I also spend a lot of time reading news, something I almost always mostly regret but can't seem to stop doing. I read some carefully curated blogs and listen to a few podcasts (Risky Business is amazing!). On the plus side, I have also gone back to reading something like two books every week, both fact and fiction.
When reading news on web sites I find I re-visit the site again and again during the day and lose track of what I have read. It's not very rewarding to reload web pages several times a day in the hope of getting a temporary news fix.
I had an idea for a while that I should go cold turkey and not follow any news media at all, but that turned out to be very hard most of the time. If someone has a traning program or something to wane you off from news feeds, let me know.
Instead, I'm trying to handle reading news by using the Feeder
my phone and, of course, the Swiss army chainsaw known as
Gnus in Emacs on the laptop for some feeds. I use
nnrss backend and the wonderful Gwene
RSS to NNTP gateway. Of course, I use Gwene's sister server
Gmane for reading quite a few mailing lists as if
they were good old Usenet.
Even mainstream Swedish newspapers such as Dagens Nyheter and Sydsvenskan and many others still expose RSS feeds! Even if they're not full text feeds it helps a lot in keeping track of what you have read. You can read the lead and decide if you want to read the article proper by following the link to their web site. Then it's automatically marked as read and you don't have to revisit their web sites all the time. Feeder does it for you.

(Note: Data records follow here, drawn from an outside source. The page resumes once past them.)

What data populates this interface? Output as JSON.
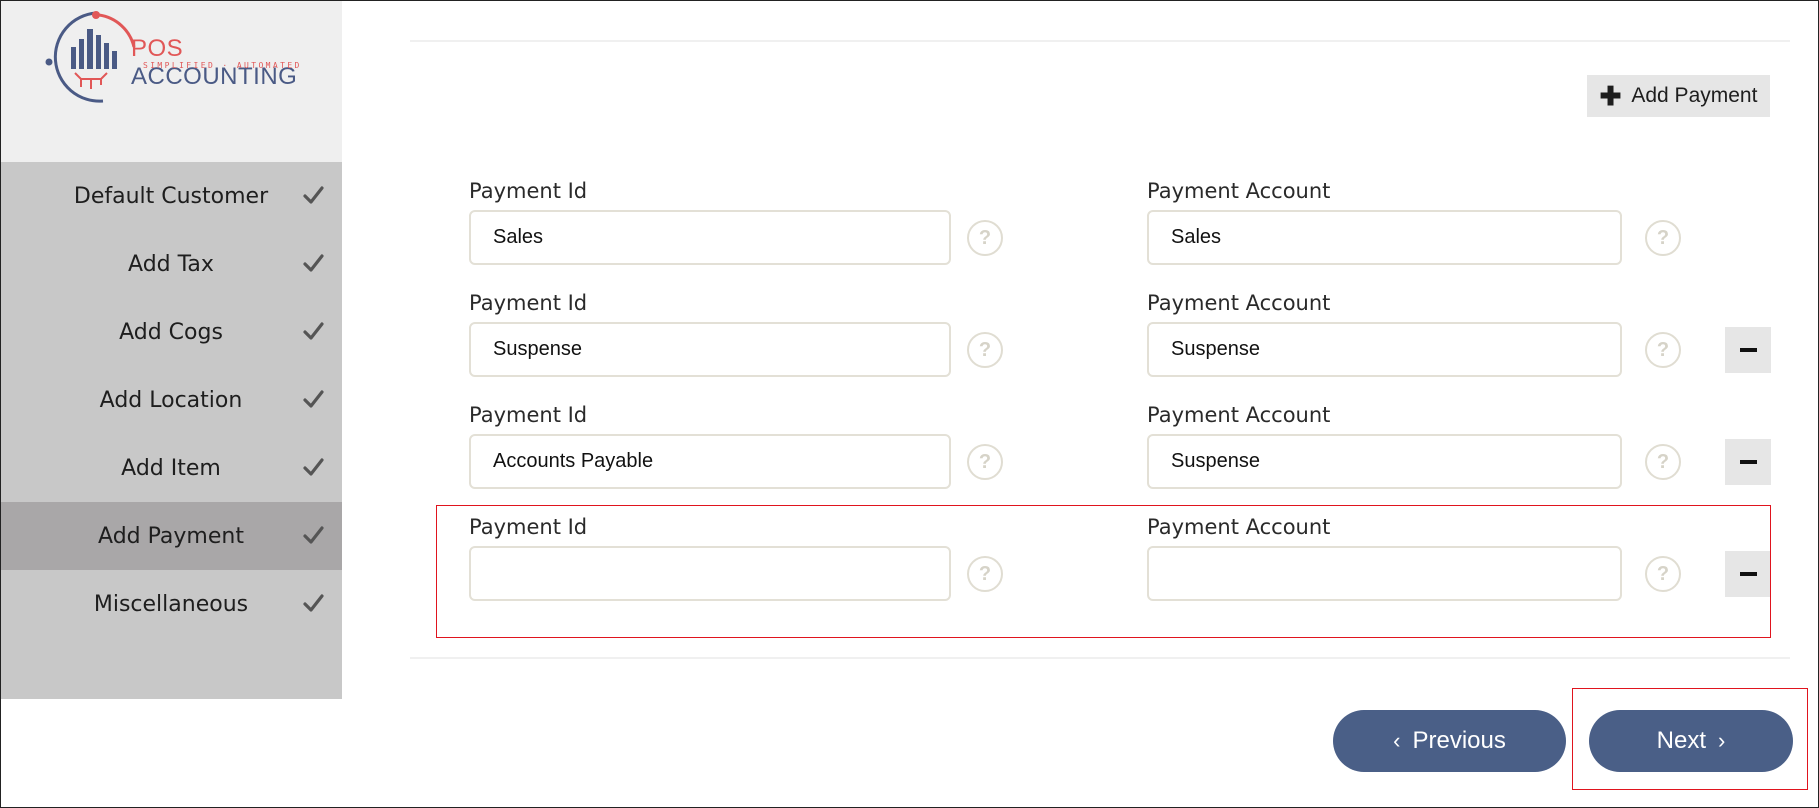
{
  "brand": {
    "name_prefix": "POS",
    "name_suffix": " ACCOUNTING",
    "tagline": "SIMPLIFIED · AUTOMATED",
    "colors": {
      "navy": "#4a5a85",
      "red": "#e15757"
    }
  },
  "sidebar": {
    "steps": [
      {
        "label": "Default Customer",
        "icon": "check-icon",
        "active": false
      },
      {
        "label": "Add Tax",
        "icon": "check-icon",
        "active": false
      },
      {
        "label": "Add Cogs",
        "icon": "check-icon",
        "active": false
      },
      {
        "label": "Add Location",
        "icon": "check-icon",
        "active": false
      },
      {
        "label": "Add Item",
        "icon": "check-icon",
        "active": false
      },
      {
        "label": "Add Payment",
        "icon": "check-icon",
        "active": true
      },
      {
        "label": "Miscellaneous",
        "icon": "check-icon",
        "active": false
      }
    ]
  },
  "toolbar": {
    "add_payment_label": "Add Payment",
    "add_icon": "plus-icon"
  },
  "payments": [
    {
      "id_label": "Payment Id",
      "id_value": "Sales",
      "account_label": "Payment Account",
      "account_value": "Sales",
      "removable": false
    },
    {
      "id_label": "Payment Id",
      "id_value": "Suspense",
      "account_label": "Payment Account",
      "account_value": "Suspense",
      "removable": true
    },
    {
      "id_label": "Payment Id",
      "id_value": "Accounts Payable",
      "account_label": "Payment Account",
      "account_value": "Suspense",
      "removable": true
    },
    {
      "id_label": "Payment Id",
      "id_value": "",
      "account_label": "Payment Account",
      "account_value": "",
      "removable": true
    }
  ],
  "help_glyph": "?",
  "nav": {
    "previous_label": "Previous",
    "next_label": "Next",
    "previous_icon": "‹",
    "next_icon": "›"
  },
  "colors": {
    "primary": "#4a5f87",
    "highlight": "#e0141e",
    "sidebar": "#c8c8c8",
    "sidebar_active": "#a9a7a8"
  }
}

I also use the feed from Colin Percival's Hacker News Daily and the wonderfully bitter Webshit weekly so I don't have to do HN myself. Lobste.rs also still has an RSS feed. Two, even: one for the articles and for the comments.
As usual, if you want to keep your SAN points, avoid the comments on both sites even if they're probably better than most sites with comment threads. Youtube comes to mind... Use Hide Youtube Comments!

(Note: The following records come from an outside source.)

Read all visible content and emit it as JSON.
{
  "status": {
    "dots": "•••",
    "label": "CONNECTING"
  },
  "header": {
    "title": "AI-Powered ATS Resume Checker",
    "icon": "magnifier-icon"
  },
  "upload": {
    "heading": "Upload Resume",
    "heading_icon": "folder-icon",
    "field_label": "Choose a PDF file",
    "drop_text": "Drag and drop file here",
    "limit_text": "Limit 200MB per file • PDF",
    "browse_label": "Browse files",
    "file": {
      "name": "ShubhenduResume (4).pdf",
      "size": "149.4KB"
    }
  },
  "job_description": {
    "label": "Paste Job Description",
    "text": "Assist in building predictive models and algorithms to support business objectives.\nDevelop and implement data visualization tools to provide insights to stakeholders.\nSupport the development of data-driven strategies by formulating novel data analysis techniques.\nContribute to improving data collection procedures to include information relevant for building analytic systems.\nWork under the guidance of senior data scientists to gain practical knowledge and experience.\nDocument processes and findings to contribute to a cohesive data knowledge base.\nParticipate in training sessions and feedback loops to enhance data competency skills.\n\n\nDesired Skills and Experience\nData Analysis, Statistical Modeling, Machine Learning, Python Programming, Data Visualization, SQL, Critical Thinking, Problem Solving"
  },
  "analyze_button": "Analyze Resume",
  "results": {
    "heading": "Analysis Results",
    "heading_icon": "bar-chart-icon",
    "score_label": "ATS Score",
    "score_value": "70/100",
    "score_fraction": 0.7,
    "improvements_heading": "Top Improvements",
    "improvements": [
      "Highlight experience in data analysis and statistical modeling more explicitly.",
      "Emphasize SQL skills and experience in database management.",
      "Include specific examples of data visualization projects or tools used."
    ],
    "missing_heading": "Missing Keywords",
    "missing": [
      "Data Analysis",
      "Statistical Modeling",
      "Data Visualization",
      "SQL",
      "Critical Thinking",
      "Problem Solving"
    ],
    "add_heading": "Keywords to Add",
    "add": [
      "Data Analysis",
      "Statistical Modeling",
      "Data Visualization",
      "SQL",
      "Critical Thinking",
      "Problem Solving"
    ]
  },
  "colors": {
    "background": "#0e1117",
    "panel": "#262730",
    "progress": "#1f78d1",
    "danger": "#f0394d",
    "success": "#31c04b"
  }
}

Hm... A HN Daily but for my Twitter feed? The 10(?) most retweeted and/or favourited tweets of the day? Sounds like a nice hack!
Speaking of saving SAN, I totally avoid mainstream computer news such as IDG and friends, altough, yes, even IDG has RSS! OK, I do follow VICE Motherboard but they have full text RSS! And, of course, Motherboard has Lorenzo Franceschi-Bicchierai.

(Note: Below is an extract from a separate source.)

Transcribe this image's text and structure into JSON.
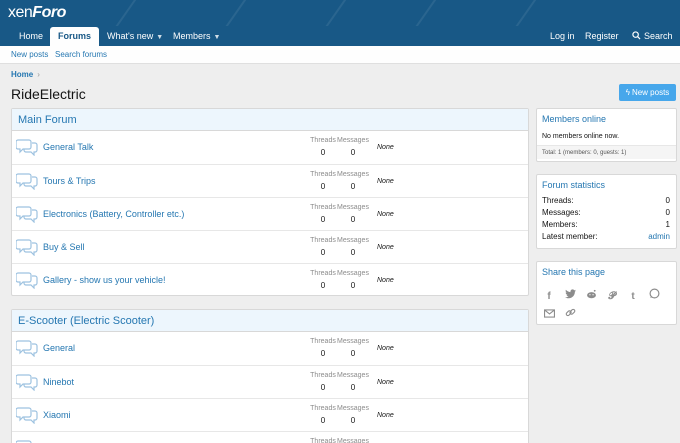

For books, I keep an Org mode file with headings for “Read” and “To read”. I'm afraid I still haven't taken full inventory of the “To read” list. Books are stacked in several pillars all over my living room, waiting either to be read or to be sorted and inserted into our bookshelves. Oh, and we need at least two new bookshelves to add to our existing twelve.
Some highlights of what I've read since starting my Twitter break:
Derek Landy's restart of the Skulduggery Pleasant/Valkyrie Kain series: Resurrection and Midnight.
Niklas Natt och dag's 1793, which has a protagonist called Jean Michael Cardell which I thought was quite funny, although the actual story is very far from being funny. Really hair raising history-noir thriller.
Rutger Bregman's Utopia for realists, a book about universal basic income, a 15-hour workweek and open borders. He's not much of a leftie and even mentions von Hayek and von Mises as his idols, but that goes to show that basic income is not a left-right thing. He both rants and generalizes, especially when introducing something, but all in all an inspiring read.
China Miéville's wonderful October, his non-fiction about the Russian revolution. I had only read his surreal fantasy fiction before. This was something else but still with the same magnificent storytelling. Too little mentions of Anarchists, though, but I guess I'll have to go to other sources than a Trotskyite like China for that.
Tobias Berglund & Niclas Sennerteg: Finska inbördeskriget (The Finnish civil war), a Swedish book about the Finnish civil war 1918, something that is more or less forgotten in Sweden, despite many Swedish volunteers, but still a sore point among some Finnish acquaintances. An incredibly well-researched and important book, not least because of all the victims of the White's camps after the war needs to more well known and because by responding to the Finnish Social democrats radical turn the Swedish Social democratic party found its way.
Jan-Olof Grahn Om svensk signalspaning: andra världskriget, a book about Swedish signals intelligence during WWII including, of course, the breaking of the Siemens and Halske T52 (the machine known as Sturgeon at Bletchley Park) by Arne Beurling. Very well researched and not as anecdotal as Beckman's classic Svenska kryptobedrifter. An interesting note is that the FRA's listening station in a villa in Malmö still stands.
Re-read both Fear and Loathing in Las Vegas and some of the Transmetropolitan albums. I am, again, surprised how well Warren Ellis and Darek Robertson foretold our current world, at least politically.